Прожили мы в этом доме недолго… Маму в этом доме не помню совсем. Теперь я понимаю, что ее рядом не было НИКОГДА. Нет, не так… она была, появлялась только тогда, когда хотела и ВСЕГДА я хотела, чтобы она ушла. Нет, я ее не боялась, совсем не было страха, даже когда получила ремнем по руке, тоненьким ремешком, не помню за что. Было больно. Но страха не было. Как не было и любви и желания подойти и обнять свою мамочку.
В садик с папой или братом, из садика тоже. Маму не помню в садике совершенно. Повторюсь, в деревянном доме не помню ее вообще.
Мы переехали в большой дом, очень большой. У нас квартира на восьмом этаже. Огромная квартира для пятилетнего ребенка… три комнаты и кухня. Между мамой и братом что-то произошло, он бежит к балкону, мне страшно и жалко его, кричу «Коля! Не надо!» Возможно мой крик был только в моей голове, но я отчетливо вспоминаю этот ужас. Я всем своим маленьким существом почувствовала, что может случиться беда…
С папой и братом всегда было интересно, я благодарна им за то, что не оставалась одна НИКОГДА. Возможно эта привычка с детства так и осталась: кто-то всегда должен быть рядом…
Педагогический талант папы был именно талантом и призванием, а не способом зарабатывать деньги для семьи. Но никакой нищеты, о которой постоянно говорила мама, я не помню, значит ее и не было. У мамы всегда были новые красивые вещи. Она ни в чем себе не отказывала, хотя всегда жаловалась на то, что у других есть все, а у нас ничего. Дети замечают ВСЕ, просто дети всегда говорят о том, что волнует ИХ, а не окружающих людей. Жаль, что с возрастом это проходит.
Учим буквы с папой. Вот и происходит яркое появление мамы, сложно было понять, что произошло. Папа схватился за голову, кровь, дальше я плохо помню… был шок…
Со стороны папы НИКОГДА и НИЧЕГО плохого о маме сказано не было. До конца его дней. «Дочка, иди к маме, пожелай ей спокойной ночи…» – желания нет, но если папа сказал… в детском сердце всегда надежда на ласку, это как у собак… но приходит время и собака поджимает хвост и никогда уже не вильнет хвостом… но это собака. Человек вырастает, старается объяснить все, что происходило в его детстве. Иногда пытаясь вилять радостно хвостом… но… чудес не бывает, и хвост возвращается на свое место… он в привычном поджатом состоянии…

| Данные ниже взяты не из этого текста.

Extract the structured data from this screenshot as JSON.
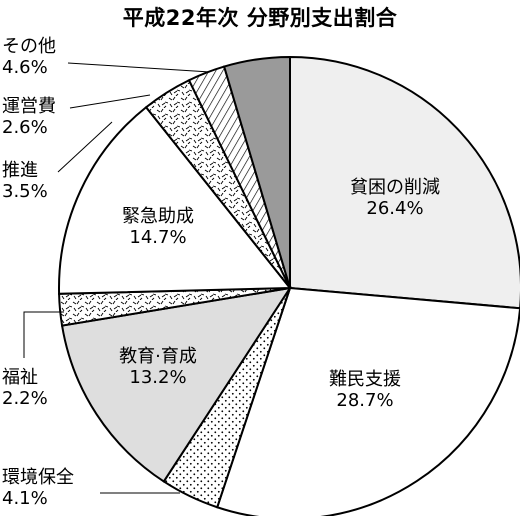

Захожу в комнату. Мама на кровати, забираюсь к ней и как-то захотелось обнять и прижаться к мягкому и женскому, пытаюсь ее поцеловать… Секунда, и я на полу. «Иди к своему любимому папочке». Больше желания обнять и поцеловать свою мать не возникало НИКОГДА. Даже если я это делала позже, в возрасте собственного материнства, то только ради социальной обязанности и русской традиции – целовать и обнимать своих родных.
…Мне лет 7—8… грузовик с вещами, подходит мама: «Дочка, я уезжаю». Я не помню что я ответила, помню чувство облегчения и тоски. Я уже понимала, что скандалов больше не будет, но и прекрасно понимала, что и мамы уже не будет. Даже в своем сочинении в первом или во втором классе к 8 марта я написала: «У меня нет мамы». Это было написано не для того, чтобы меня пожалели, нет, я никогда не любила чувство жалости. Это была констатация факта, моего факта…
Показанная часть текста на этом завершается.